Des «précisions mineures» apportées au PACTE après les critiques

Pierre Fitzgibbon
Photo: Jacques Boissinot La Presse canadienne Pierre Fitzgibbon

Investissement Québec (IQ) précisera les modalités d’un programme d’aide aux entreprises affectées par la pandémie qui a récemment placé le ministre de l’Économie, Pierre Fitzgibbon, sur la défensive en raison de l’utilisation de son pouvoir discrétionnaire dans certains dossiers.

Quelques changements seront apportés prochainement aux informations données sur le site Web d’IQ à propos du Programme d’action concertée temporaire pour les entreprises (PACTE), a indiqué lundi la porte-parole de la société d’État, Isabelle Fontaine.

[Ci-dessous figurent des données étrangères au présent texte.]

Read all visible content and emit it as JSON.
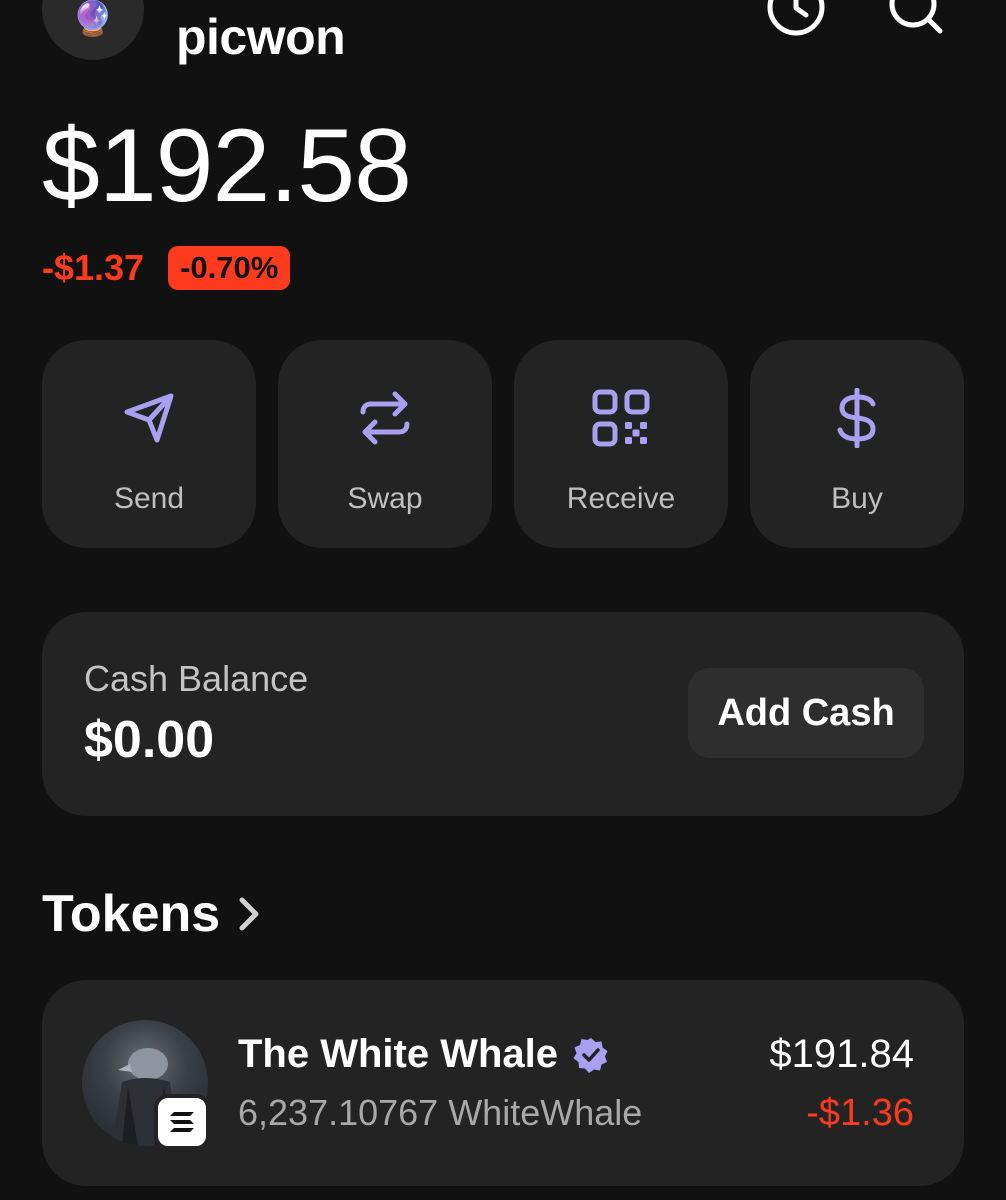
{
  "header": {
    "avatar_emoji": "🔮",
    "username": "picwon"
  },
  "portfolio": {
    "balance": "$192.58",
    "change_amount": "-$1.37",
    "change_percent": "-0.70%"
  },
  "actions": [
    {
      "label": "Send",
      "icon": "send-icon"
    },
    {
      "label": "Swap",
      "icon": "swap-icon"
    },
    {
      "label": "Receive",
      "icon": "qr-code-icon"
    },
    {
      "label": "Buy",
      "icon": "dollar-icon"
    }
  ],
  "cash": {
    "label": "Cash Balance",
    "value": "$0.00",
    "button_label": "Add Cash"
  },
  "tokens": {
    "title": "Tokens",
    "items": [
      {
        "name": "The White Whale",
        "amount": "6,237.10767 WhiteWhale",
        "value": "$191.84",
        "change": "-$1.36"
      }
    ]
  },
  "colors": {
    "accent": "#ab9ff2",
    "negative": "#ff3b1f",
    "background": "#111111",
    "card": "#232323"
  }
}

« Des précisions mineures sur les modalités du programme devraient être apportées sous peu sur la page du PACTE », a-t-elle indiqué par courriel, tout en ajoutant que ces modalités « demeurent les mêmes ».

La semaine dernière, au moment où le gouvernement amorçait le resserrement des mesures sanitaires, M. Fitzgibbon a rappelé que le PACTE ainsi que le programme Aide d’urgence aux petites et moyennes entreprises (PAUPME) étaient à la disposition des entreprises dont la situation serait aggravée.

« Situation difficile pour certaines entreprises, le PACTE et [le] PAUPME sont toujours en vigueur pour les soutenir, a écrit le ministre sur les réseaux sociaux. On suit la situation de près et on continue de s’adapter selon l’évolution de la pandémie. »

Dix cas relevés

 

Fin novembre, la vérificatrice générale Guylaine Leclerc a souligné le manque de transparence dans les critères d’attribution des prêts et des garanties de prêt associés au PACTE.

Mme Leclerc a plus particulièrement relevé dix cas problématiques, dans lesquels M. Fitzgibbon a autorisé une aide totalisant 68 millions grâce à son pouvoir discrétionnaire, et ce, même si les entreprises bénéficiaires ne respectaient pas les critères du programme.

Par la suite, le ministre a expliqué qu’il s’était appuyé sur un guide ne comportant aucun critère pour prendre ses décisions. M. Fitzgibbon a toutefois fait valoir qu’IQ, mandataire du gouvernement pour le PACTE, lui avait transmis des analyses.

IQ avait pris note des constats des vérificateurs. Selon le rapport de ces derniers, la société d’État avait reconnu que des précisions auraient dû être faites. « Il aurait dû être mentionné plus clairement qu’une entreprise jugée stratégique pour l’économie du Québec [pourrait] se voir accorder une aide financière, dont les modalités pourraient être ajustées pour tenir compte du risque propre au dossier, et ce, même si elle ne répond pas à tous les critères d’admissibilité », avait déclaré IQ.

Dans son rapport, la vérificatrice générale a également souligné de grandes différences dans la façon dont les municipalités régionales de comté (MRC) ont attribué les aides offertes dans le cadre du PAUPME. Les MRC géraient le programme sous la supervision du ministère de l’Économie et de l’Innovation (MEI).

Le MEI devait s’assurer que les MRC appliquaient les modalités de façon adéquate et que le processus était équitable d’une MRC à l’autre, précise le document.

« Ce manque d’uniformité a entraîné de l’iniquité pour certaines entreprises, qui ont vu leur demande refusée alors qu’elle aurait pu être acceptée si elles avaient été situées dans une autre MRC », indique le rapport de vérification.

Le MEI n’était pas en mesure de dire, mardi, si des correctifs avaient été apportés. Selon le rapport de vérification, le ministère s’était engagé à veiller « à ce que chaque dossier soit justifié adéquatement en fonction des cadres normatifs des programmes ».